Bu hükümdar, Hıristiyanlık dinini tekrar ortaya çıkarmış, kendisi bu dini kabul
etmiş, sonra Irak'tan geri dönmüştür.
Ondan
sonra hükümdarlığa I. Valantiyanus (Valentinianus) geçmiş ve on iki yıl beş ay
hükümdarlıkta kalmıştır. Sonra Valens hükümdar olmuş ve üç yıl üç ay
hükümdarlık etmiştir. Ondan sonra hükümdarlığa II. Valantiyanus (Valentinianus)

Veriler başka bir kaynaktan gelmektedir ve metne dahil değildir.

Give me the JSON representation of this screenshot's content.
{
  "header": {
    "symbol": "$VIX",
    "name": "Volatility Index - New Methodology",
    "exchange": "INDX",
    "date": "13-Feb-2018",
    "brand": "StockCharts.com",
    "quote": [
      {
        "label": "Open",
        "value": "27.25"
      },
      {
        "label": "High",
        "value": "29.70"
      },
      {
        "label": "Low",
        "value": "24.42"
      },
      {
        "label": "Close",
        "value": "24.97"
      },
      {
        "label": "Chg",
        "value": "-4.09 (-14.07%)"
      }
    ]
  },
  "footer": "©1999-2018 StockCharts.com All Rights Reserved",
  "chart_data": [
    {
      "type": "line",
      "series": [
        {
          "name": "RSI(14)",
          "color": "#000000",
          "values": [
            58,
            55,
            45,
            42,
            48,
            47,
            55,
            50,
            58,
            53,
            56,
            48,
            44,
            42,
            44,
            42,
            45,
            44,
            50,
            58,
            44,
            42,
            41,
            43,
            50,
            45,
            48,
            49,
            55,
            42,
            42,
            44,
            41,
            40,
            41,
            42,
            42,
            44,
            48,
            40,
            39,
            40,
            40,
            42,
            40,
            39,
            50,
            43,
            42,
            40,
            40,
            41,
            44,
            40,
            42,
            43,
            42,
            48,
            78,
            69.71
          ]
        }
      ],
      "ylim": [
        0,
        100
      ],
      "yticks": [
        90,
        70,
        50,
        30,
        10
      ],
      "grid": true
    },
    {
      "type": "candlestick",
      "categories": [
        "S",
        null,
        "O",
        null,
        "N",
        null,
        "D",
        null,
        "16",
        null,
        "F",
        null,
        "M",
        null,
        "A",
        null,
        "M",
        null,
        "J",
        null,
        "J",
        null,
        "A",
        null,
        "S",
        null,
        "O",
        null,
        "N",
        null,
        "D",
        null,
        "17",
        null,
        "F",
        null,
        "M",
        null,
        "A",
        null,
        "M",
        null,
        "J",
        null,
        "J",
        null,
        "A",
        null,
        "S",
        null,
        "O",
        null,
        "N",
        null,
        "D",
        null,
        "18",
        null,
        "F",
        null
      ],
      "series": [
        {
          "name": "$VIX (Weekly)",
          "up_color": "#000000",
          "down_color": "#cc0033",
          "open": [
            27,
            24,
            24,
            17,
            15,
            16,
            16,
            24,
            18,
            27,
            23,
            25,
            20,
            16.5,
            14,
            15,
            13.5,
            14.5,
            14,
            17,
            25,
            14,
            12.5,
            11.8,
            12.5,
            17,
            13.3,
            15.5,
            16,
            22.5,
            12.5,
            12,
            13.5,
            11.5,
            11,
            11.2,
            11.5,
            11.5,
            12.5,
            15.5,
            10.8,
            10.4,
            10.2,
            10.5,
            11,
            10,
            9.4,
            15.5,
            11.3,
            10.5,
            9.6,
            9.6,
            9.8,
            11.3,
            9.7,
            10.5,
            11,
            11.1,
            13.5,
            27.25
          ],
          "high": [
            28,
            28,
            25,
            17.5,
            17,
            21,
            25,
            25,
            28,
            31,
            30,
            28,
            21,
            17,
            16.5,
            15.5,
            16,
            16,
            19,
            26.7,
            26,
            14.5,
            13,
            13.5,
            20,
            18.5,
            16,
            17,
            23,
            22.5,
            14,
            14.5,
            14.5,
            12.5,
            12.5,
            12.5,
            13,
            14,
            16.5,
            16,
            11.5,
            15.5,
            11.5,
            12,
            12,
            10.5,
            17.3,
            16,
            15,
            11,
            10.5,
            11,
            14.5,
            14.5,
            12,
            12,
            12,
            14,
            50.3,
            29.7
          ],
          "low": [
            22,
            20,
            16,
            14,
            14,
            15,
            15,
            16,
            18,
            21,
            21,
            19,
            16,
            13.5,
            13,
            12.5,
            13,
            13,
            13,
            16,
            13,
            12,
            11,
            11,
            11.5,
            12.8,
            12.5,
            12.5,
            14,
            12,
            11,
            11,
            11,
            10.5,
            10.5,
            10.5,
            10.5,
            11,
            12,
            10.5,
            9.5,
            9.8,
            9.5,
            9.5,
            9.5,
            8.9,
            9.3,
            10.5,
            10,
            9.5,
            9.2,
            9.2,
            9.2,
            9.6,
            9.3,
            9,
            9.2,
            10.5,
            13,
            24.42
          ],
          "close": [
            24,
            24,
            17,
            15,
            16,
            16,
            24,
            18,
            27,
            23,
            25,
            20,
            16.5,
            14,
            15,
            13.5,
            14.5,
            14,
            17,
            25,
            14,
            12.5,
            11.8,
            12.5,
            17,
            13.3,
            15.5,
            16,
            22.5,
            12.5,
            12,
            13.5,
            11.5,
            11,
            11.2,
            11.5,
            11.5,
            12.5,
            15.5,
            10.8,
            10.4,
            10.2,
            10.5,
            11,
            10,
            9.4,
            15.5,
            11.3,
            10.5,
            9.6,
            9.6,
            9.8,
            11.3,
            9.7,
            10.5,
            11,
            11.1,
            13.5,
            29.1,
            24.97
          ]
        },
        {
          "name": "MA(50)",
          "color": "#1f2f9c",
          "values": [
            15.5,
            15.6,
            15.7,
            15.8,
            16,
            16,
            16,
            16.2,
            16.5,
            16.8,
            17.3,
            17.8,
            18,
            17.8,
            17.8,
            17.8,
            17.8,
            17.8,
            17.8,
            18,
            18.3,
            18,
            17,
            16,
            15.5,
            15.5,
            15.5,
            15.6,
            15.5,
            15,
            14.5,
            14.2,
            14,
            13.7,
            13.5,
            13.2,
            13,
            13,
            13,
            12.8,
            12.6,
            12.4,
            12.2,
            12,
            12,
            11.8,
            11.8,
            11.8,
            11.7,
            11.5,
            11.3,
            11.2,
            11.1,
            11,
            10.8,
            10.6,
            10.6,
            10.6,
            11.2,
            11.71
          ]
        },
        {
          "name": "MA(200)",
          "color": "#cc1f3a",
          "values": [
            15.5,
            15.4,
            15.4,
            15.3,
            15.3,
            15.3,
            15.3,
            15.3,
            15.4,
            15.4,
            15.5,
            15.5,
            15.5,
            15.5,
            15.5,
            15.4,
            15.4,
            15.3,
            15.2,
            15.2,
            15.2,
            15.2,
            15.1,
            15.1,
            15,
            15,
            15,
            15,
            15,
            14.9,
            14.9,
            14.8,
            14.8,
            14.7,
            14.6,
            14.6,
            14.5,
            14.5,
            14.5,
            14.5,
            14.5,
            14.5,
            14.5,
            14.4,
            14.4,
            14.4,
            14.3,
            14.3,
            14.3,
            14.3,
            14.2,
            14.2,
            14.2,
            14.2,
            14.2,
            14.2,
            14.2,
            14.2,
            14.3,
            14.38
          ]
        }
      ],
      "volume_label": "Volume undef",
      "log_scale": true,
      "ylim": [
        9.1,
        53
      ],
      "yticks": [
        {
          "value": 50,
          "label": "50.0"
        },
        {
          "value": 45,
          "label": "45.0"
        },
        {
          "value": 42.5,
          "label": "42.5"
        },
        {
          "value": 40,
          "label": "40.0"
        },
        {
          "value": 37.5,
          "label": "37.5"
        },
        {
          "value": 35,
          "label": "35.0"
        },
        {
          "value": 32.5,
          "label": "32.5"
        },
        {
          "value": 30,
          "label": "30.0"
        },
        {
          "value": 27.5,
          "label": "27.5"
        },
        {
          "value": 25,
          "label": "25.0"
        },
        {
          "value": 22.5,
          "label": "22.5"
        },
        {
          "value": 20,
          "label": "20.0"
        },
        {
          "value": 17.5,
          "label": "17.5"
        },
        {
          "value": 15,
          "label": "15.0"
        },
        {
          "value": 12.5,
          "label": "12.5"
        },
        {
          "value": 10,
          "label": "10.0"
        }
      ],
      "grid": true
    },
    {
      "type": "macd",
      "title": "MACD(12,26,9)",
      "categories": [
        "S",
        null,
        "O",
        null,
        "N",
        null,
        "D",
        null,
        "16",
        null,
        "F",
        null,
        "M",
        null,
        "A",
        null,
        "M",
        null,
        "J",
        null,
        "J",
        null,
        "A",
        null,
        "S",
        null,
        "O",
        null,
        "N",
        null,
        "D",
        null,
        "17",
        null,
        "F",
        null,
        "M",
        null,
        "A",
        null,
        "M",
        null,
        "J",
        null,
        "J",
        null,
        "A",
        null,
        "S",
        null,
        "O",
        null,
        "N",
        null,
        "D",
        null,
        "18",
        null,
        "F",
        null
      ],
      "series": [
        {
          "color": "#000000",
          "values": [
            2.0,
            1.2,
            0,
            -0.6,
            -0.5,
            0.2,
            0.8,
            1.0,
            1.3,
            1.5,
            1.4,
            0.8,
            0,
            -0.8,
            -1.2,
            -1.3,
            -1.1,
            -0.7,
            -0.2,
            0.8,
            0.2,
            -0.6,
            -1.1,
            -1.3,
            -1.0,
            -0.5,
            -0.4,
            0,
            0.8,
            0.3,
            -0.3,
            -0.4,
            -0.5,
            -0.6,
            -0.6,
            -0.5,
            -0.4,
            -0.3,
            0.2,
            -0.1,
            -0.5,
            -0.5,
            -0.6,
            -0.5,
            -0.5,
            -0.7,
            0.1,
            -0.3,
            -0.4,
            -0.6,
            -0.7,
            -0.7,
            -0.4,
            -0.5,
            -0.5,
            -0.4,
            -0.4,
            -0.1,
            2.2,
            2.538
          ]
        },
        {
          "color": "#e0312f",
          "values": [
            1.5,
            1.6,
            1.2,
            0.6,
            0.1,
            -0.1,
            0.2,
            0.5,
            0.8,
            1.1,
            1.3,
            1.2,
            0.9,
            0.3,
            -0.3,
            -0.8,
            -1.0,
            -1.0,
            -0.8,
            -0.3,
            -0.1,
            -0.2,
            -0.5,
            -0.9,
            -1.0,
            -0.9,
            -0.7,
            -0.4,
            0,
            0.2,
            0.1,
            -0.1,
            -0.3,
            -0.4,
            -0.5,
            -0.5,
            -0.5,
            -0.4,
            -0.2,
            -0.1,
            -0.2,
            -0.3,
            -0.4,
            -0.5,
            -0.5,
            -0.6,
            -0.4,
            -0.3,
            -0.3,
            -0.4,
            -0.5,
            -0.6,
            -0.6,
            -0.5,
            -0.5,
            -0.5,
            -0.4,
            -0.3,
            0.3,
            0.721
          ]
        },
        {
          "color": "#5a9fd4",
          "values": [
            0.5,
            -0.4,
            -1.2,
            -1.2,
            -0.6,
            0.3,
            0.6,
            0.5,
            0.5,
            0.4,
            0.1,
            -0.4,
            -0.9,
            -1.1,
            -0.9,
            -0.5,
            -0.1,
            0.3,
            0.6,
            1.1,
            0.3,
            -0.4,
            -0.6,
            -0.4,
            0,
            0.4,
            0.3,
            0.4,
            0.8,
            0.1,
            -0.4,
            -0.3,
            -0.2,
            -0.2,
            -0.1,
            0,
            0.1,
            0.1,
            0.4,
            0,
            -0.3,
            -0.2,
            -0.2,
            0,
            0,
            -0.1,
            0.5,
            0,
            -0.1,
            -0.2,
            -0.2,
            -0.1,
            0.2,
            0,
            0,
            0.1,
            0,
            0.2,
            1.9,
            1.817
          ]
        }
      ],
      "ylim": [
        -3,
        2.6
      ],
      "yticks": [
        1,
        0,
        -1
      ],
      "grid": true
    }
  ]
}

gelmiş ve üç yıl hüküm sürmüştür.
Sonra
büyük Tedus (Theodosius i) hükümdar olmuş ve on dokuz yıl(379-395 yılları
arasında) hükümdarlıkta kalmıştır. Theodosios 'un manası ise ''Allah vergisi''
demektir. Bu hükümdarın döneminde İstanbul şehrinde ikinci bir konsil daha
toplanmış ve bu konsilde bir araya gelen yüz elli piskopos, Makdones'i ve
taraftarlarını aforoz edip lanetlemişlerdir. Bu konsile İskenderiye, Antakya ve
Beytü'l-Makdis (Kudüs) patrikleri katılmıştır. Patriklik makamının bulunduğu
şehirler ise dört tanedir. Bunlardan birincisi Roma Patrikliğidir ki,
Havarilerden Petrus'a aittir. İkincisi, İskenderiye Patrikliğidir; bu da dört
İncil'den birinin sahibi (yazarı) olan Markus'a aittir. Üçüncüsü Kostantiniyye
(İstanbul) Patrikliğidir. Dördüncüsü ise Antakya Patrikliğidir; bu da Patrus'a
aittir. Theodosios'un hükümdarlığının sekizinci yılında Ashab-ı Kehf hadisesi
ortaya çıkmıştır.
Ondan
sonra büyük Tedus (Theodosios)'un oğlu Arkadiyus (Arkadius) hükümdar olmuş ve
on üç yıl hükümdarlık etmiştir(395-408). Sonra onun yerine büyük Tedus
(Theodosios)'un oğlu küçük Tedus (Theodosius II), hükümdarlığa geçmiş ve kırk
iki yıl hükümdarlıkta kalmıştır(408-450). Onun hükümdarlığının yirmi birinci
yılında Efsus (Efes) şehrinde üçüncü konsil toplanmış ve bu konsile iki yüz
piskopos katılmıştır. Bu konsilin toplanma sebebi, Hıristiyanların Nasturilik
kolunun kurucusu ve İstanbul patriği olan Nasturis (Nestorios)'in onların mezheplerine
aykırı görüş beyan etmiş olmasıydı. Nihayet Efes konsilinde toplanan
piskoposlar, Nasturis'i aforoz edip sürgün ettiler. Bunun üzerine Nasturis
Mısır ülkesine gidip Ahmim bölgesine yerleşti ve Sislah (Siflah ?) kasabasında
öldü. Daha sonra Nasturis'in tabileri çoğalmış ve bu sebeple kendileriyle
muhaliflerinin arasında şiddetli çarpışmalar meydana gelmiştir. Nihayet onun
görüşleri tamamen silindikten sonra eski Nusaybin metropoliti Bersuma
tarafından tekrar ihya edilmiştir.
Usul
konusunda yazmış olduğu ''Nihayetü'l-ikdam'', eski ve yeni mezhepler ile
felsefi ekoller konusunda yazdığı ''el-Milel ve'n-nihal'' adlarındaki
eserleriyle tanınan müellif eş-Şehristani'nin, bu son eserinde Nasturis'in
halife el-Me'mun döneminde yaşadığını kaydetmesi, doğrusu şaşılacak bir
husustur. eş-Şehristani bu görüşünde yalnız kalmaktadır, onun bu görüşüne
iştirak edecek bir başka alimin bulunacağını sanmıyorum.
Tedus'tan
sonra Markıyan (Markianos) hükümdar olmuş ve altı yıl hüküm sürmüştür(450-457).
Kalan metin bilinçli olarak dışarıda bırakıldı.